Lovebirds: una curiosidad del catálogo de Netflix

En julio del 2017 llegó una curiosidad a las pantallas del cine, una cinta de esas de póster llamativo donde están los protagonistas de frente y el resto del elenco por atrás, con la ciudad de fondo (ya sea New York o San Francisco, eso da igual) y unas letras enormes en la parte de arriba. Esos póster que ya parecen cliché de las comedias románticas de la actualidad, donde los protagonistas sienten un chispazo y entonces todo a su alrededor conspira en contra de ellos, pero al final su amor es más fuerte y consiguen quedarse juntos; esas comedias que en realidad ya no tienen mucho que aportar, sin embargo esta era diferente. Si bien, el póster era igual a la descripción anterior, había algo que indicaba que no era como el resto, en la parte superior del cartel se leía “The Big Sick” (Un amor inseparable), está curiosidad escrita por Kumail Nanjani marcaba la línea de meta para este joven standupero pakistaní, que había tenido que picar piedra para lograr tener un nombre y no solo en el stand up, también en el mundo cinematográfico. Su historia era una comedia ácida llena de momentos de tensión con un timing perfecto; su libreto alcanzó una nominación de los premios de la academia a Mejor Guion Original, seguirle la pista sería algo lógico. Había logrado salir de lo convencional en un género que parecía que ya lo había contado todo, era ver algo que no te recordaba a nada más, una sensación que hace mucho no se sentía en el cine.

Después de eso y una cinta con Dave Bautista que pasó sin pena ni gloria; llegó a Netflix un cartel diferente, donde se ve a una Issa Rae cansada y un Kumail Nanjiani devastado con un gran letrero sobre ellos que decía “Lovebirds”, además abajo de este gran titulo decía escrita por Kumail Nanjiani, pero ahora la sensación al estar frente a este titulo era diferente, no solo por que esto era en Netflix, si no que daba la impresión de ya haberlo visto antes.

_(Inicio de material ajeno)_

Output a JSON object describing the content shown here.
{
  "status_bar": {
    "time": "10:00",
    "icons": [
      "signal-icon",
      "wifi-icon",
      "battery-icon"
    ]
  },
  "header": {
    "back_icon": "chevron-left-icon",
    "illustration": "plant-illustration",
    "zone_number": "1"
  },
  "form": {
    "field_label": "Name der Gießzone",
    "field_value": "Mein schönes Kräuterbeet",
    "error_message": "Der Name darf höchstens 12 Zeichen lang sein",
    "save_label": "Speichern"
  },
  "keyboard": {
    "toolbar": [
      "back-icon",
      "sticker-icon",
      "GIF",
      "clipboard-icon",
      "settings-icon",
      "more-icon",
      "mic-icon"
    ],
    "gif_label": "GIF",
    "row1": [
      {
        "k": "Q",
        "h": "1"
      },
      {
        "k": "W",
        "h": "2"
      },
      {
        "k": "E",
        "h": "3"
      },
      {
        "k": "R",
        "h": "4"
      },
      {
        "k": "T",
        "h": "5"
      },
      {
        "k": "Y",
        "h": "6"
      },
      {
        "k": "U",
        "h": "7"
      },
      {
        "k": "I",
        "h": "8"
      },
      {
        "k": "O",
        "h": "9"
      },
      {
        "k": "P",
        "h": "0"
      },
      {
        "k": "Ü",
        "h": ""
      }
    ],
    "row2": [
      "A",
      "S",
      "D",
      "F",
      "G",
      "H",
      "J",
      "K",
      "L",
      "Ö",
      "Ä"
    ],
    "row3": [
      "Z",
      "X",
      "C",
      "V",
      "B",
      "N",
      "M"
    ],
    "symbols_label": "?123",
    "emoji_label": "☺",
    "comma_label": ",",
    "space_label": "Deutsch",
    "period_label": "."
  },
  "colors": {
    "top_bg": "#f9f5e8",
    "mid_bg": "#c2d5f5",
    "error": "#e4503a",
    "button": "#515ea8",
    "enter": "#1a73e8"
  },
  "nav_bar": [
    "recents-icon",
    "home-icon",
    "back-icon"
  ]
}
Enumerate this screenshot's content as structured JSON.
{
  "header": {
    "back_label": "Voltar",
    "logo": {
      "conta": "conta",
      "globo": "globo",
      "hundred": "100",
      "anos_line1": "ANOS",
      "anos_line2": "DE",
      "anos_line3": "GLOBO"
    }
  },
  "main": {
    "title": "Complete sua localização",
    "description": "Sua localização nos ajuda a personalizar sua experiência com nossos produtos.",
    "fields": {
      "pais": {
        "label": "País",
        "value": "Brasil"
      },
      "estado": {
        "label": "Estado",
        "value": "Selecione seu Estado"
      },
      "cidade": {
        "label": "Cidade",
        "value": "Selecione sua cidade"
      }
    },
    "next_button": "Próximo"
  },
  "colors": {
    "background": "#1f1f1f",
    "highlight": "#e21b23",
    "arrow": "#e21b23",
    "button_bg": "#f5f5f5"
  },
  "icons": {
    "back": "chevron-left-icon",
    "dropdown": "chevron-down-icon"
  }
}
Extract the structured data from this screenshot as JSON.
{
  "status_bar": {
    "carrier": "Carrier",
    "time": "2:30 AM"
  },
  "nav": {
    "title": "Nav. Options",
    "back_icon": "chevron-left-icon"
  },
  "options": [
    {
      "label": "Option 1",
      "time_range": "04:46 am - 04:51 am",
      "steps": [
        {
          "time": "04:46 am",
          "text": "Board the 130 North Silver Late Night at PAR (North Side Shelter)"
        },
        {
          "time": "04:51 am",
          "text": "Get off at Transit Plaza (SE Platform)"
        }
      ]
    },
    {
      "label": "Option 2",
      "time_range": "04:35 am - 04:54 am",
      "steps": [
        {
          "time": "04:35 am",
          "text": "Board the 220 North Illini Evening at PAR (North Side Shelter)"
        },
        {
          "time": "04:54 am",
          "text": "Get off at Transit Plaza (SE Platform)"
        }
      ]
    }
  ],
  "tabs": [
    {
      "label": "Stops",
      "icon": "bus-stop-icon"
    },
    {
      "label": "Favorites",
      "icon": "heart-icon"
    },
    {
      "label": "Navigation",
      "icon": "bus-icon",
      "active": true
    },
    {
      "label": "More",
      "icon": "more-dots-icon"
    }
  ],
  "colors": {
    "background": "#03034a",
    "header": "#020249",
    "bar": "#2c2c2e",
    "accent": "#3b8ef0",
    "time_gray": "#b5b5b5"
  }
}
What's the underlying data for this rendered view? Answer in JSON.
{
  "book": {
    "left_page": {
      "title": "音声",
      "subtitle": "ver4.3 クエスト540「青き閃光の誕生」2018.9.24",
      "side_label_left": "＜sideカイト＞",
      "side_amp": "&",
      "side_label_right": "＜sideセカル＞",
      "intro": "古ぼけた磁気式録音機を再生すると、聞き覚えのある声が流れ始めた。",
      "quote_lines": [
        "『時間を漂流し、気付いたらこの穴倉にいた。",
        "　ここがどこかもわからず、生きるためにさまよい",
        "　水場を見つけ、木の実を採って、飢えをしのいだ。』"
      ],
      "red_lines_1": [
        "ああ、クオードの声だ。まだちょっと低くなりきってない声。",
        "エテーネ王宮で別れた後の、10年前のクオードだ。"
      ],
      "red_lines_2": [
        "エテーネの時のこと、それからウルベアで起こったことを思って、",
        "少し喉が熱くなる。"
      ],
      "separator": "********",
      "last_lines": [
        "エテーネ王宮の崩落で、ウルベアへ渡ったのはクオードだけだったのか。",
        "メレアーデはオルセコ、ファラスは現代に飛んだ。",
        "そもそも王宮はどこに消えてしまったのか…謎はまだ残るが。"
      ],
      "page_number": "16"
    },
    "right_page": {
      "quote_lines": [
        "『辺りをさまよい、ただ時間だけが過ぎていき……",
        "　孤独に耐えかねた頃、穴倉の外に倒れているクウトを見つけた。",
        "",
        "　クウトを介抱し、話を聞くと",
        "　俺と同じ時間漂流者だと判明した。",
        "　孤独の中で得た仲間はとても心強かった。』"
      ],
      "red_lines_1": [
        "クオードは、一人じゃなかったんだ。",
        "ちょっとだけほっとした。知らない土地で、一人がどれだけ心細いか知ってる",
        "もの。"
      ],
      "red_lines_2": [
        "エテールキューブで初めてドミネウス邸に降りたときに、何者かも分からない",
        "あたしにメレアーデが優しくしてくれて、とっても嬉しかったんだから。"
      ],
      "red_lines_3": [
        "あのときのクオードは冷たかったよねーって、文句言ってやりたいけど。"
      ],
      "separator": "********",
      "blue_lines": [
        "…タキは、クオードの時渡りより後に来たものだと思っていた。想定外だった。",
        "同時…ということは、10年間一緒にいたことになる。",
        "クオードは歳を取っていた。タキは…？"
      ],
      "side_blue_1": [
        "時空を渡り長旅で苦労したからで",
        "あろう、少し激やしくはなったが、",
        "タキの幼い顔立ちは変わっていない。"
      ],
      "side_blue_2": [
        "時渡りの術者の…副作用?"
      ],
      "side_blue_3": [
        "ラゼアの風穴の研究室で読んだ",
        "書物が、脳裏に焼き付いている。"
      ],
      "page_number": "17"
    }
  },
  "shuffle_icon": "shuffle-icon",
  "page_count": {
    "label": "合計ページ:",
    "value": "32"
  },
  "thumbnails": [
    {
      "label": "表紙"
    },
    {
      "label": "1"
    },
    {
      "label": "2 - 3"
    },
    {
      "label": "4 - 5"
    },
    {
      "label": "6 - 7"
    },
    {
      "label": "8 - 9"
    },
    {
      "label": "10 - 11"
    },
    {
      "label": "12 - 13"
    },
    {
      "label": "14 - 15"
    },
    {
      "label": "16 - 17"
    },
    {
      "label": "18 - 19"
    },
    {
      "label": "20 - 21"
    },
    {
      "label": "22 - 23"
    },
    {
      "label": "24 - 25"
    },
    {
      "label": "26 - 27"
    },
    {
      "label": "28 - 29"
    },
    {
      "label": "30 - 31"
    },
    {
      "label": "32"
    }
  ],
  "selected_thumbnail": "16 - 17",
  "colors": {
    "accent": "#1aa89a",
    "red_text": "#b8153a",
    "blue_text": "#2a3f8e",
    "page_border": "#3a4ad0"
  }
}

La película narra la ya desgasta relación de Leilani (Rae) y Jibran (Nanjiani) quienes de camino a una cena entre amigos deciden que su relación ya está muerta y que lo mejor es terminar. En ese momento atropellan a un ciclista, bajan e intentan ayudarlo sin embargo este sale huyendo seguido por un tipo que les dice que es oficial del FBI y que necesita su coche; juntos persiguen al ciclista hasta que el supuesto agente lo vuelve a arrollar y le pasa el coche por encima en repetidas ocasiones. Dos testigos de la escena los acusan como los homicidas, así que asustados deciden huir, en busca de demostrar su inocencia serán secuestrados, enfrentados a pandilleros y se verán infiltrados en una secta tipo Ku Klux Klan.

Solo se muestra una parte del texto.